14. Dezember 2020 | Spotlight | BY Damian Ozako

Borussia Dortmund hat Lucien Favre entlassen. Es war eine Zusammenarbeit, die sehr vielversprechend war, dies auch oft zeigte, aber aufgrund unterschiedlicher Haltungen in die Brüche ging. Der BVB kann dennoch zufrieden mit der Arbeit des Schweizers sein. Ein Kommentar.

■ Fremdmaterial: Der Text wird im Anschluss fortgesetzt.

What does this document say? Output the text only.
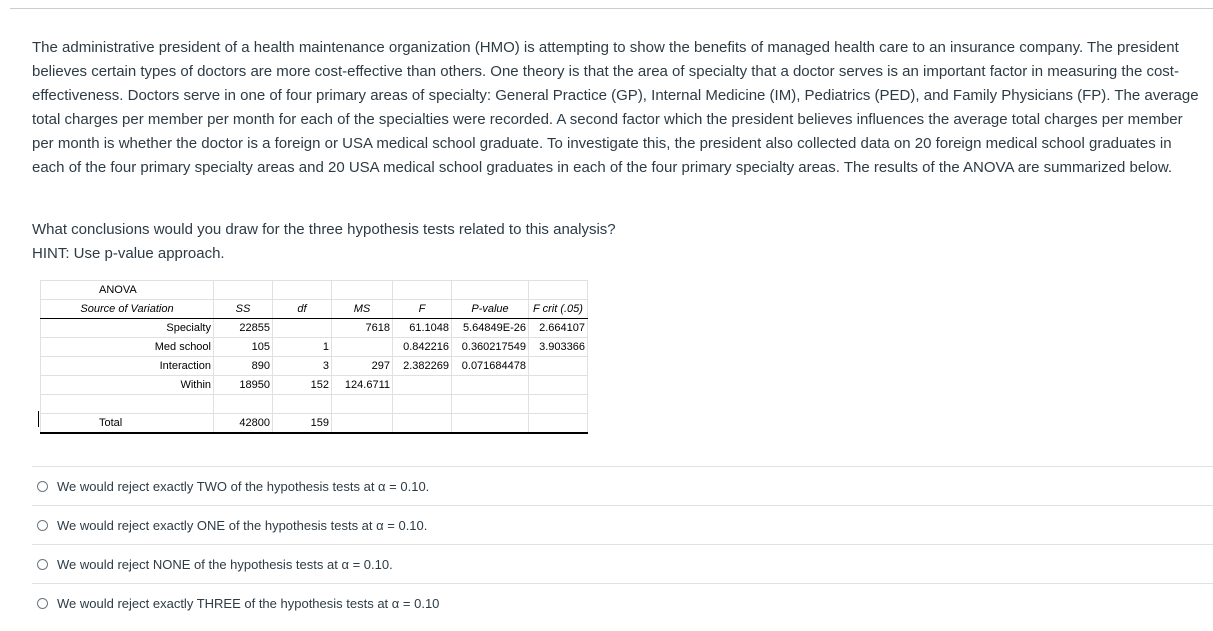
The administrative president of a health maintenance organization (HMO) is attempting to show the benefits of managed health care to an insurance company. The president believes certain types of doctors are more cost-effective than others. One theory is that the area of specialty that a doctor serves is an important factor in measuring the cost-effectiveness. Doctors serve in one of four primary areas of specialty: General Practice (GP), Internal Medicine (IM), Pediatrics (PED), and Family Physicians (FP). The average total charges per member per month for each of the specialties were recorded. A second factor which the president believes influences the average total charges per member per month is whether the doctor is a foreign or USA medical school graduate. To investigate this, the president also collected data on 20 foreign medical school graduates in each of the four primary specialty areas and 20 USA medical school graduates in each of the four primary specialty areas. The results of the ANOVA are summarized below.

What conclusions would you draw for the three hypothesis tests related to this analysis?
HINT: Use p-value approach.
ANOVA						
Source of Variation	SS	df	MS	F	P-value	F crit (.05)
Specialty	22855		7618	61.1048	5.64849E-26	2.664107
Med school	105	1		0.842216	0.360217549	3.903366
Interaction	890	3	297	2.382269	0.071684478	
Within	18950	152	124.6711			

Total	42800	159				
We would reject exactly TWO of the hypothesis tests at α = 0.10.
We would reject exactly ONE of the hypothesis tests at α = 0.10.
We would reject NONE of the hypothesis tests at α = 0.10.
We would reject exactly THREE of the hypothesis tests at α = 0.10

BVB: Schmerzhafte Niederlage gegen den VfB

1:5 im eigenen Stadion gegen einen Aufsteiger. Bei allem Respekt vor dem VfB Stuttgart, der eine tolle Entwicklung unter Matarazzo zeigt und eine extrem starke Saison spielt, darf das Borussia Dortmund nicht passieren. Die Ära Favre ist implodiert und das auf eine schmerzhafte Art und Weise. Dortmund hat gegen eine junge Mannschaft verloren, die viele Fehler begeht, aber diese für ihre Stärken in Kauf nimmt. Woche für Woche geht Stuttgart ein hohes Risiko ein, spielt offensiven Fußball und glaubt an sich und die eigenen Stärken. Die Schwaben erzwingen quasi ihr Glück, glauben an ihren Plan und dass dieser ihnen Erfolg einbringt. Das Kollektiv gibt nie auf.

(Photo by Focke Strangmann – Pool/Getty Images)

Alles Eigenschaften, die BVB-Fans gerne bei ihrer Mannschaft sehen würden und einst auch jedes Wochenende in der Bundesliga beobachten konnten. Dumme, haarsträubende Fehler und hergeschenkte Spiele, aber als Ausgleich auch sensationelle Duelle, in denen Konkurrenten und teilweise internationale Schwergewichte an die Wand gespielt wurden. Die Niederlage gegen Stuttgart tat so weh, weil man gegen ein Team verloren hat, das den Klub an die eigene, jüngere Vergangenheit erinnerte. 

Favre: Zu rational für Borussia Dortmund

Die Gegenwart sieht leider anders aus. Unter Favre wurde zunehmend immer rationaler agiert. Zu rational für die Ansprüche des Vereins. Der BVB hat derzeit wohl den besten Kader der jüngeren Vereinsgeschichte, hat mehr Talente als man zählen kann. Spieler, die eigentlich auf den Gegner losgelassen werden und temporeichen, intensiven Offensivfußball spielen müssten. Stattdessen gibt es Magerkost und viel Geduld. Letzteres ist wichtig, vor allem bei der Anzahl an Spielen, die absolviert werden müssen und den so vielen jungen, noch nicht fertig entwickelten Spielern.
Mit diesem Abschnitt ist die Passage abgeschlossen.